37. According to section 42 (6) of the Act an employee who has signed a stop-order form shall be considered a fully paid up union member. In January 2010 the Respondent introduced to the Applicant twenty one (21) signed stop-order forms purportedly signed by union recruits. It is not in dispute that the stop-order forms were duly signed by the union recruits who are employees of the Applicant. Applying the provision of section 42 (6) the Court finds that the twenty one (21) union recruits who signed the stop order forms are fully paid up union members.


38. According to the Applicant when annexure NC2 was issued (20th February 2008) the Respondent had 12 (twelve) members. The Respondent introduced 21 (twenty one) new members in January 2010 in terms of annexure SMW 1. According to the Applicant certain 2 (two) new union members left the Applicant's undertaking namely Sabelo Hlatjwayo and Nomathemba Sihlongonyane. That means that the number of the new members was reduced to 19 (nineteen). The total number of union members as at January 2010 is therefore 31 (thirty one) i.e (12 + 19 members).

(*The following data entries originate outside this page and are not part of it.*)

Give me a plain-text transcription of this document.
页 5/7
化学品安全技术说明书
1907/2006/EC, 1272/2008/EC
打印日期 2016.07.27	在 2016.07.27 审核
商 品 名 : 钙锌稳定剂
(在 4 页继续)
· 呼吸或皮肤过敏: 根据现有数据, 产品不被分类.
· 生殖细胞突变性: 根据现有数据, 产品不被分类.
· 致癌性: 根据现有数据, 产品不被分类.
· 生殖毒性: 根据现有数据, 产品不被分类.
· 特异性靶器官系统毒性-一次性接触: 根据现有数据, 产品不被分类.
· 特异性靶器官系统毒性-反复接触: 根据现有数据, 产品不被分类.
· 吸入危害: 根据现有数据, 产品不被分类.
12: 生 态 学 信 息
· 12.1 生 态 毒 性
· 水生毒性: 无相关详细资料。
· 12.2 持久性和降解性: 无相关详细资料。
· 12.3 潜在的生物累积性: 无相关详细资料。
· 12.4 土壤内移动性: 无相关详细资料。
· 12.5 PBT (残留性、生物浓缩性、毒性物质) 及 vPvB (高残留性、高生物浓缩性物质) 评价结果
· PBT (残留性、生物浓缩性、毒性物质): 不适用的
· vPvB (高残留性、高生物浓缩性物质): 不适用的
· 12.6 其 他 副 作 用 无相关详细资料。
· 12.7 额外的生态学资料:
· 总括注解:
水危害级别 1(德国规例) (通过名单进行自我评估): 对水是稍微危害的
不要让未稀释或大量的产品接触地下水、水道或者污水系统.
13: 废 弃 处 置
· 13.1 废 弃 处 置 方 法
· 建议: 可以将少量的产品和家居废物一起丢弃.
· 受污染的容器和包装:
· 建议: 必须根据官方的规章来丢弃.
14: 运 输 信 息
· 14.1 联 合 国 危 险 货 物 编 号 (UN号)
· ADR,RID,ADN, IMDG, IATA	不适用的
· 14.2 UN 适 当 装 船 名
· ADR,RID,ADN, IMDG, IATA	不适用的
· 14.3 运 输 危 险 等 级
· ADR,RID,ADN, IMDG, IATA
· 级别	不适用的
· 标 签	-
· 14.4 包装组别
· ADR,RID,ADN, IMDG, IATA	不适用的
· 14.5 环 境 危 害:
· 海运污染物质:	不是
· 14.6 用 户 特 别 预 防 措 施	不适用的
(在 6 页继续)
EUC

39. The Applicant had a total of 45 (forty five) employees in the bargaining unit in January 2010. The union therefore had 68% (sixty eight percent) representation at the Applicant's undertaking at the material time. The Respondent (union) has a convincing majority to continue enjoying recognition. The application fails on the merits.

40. Under normal circumstances costs follow the event. The Respondent has succeeded on the merits. The Applicant was also successful in resisting the points in limine. It is fair that each party pays its own costs.


41. Wherefore the Court makes the following order;

(a) The application is dismissed.

(b)Each party pays its own costs. The members agree.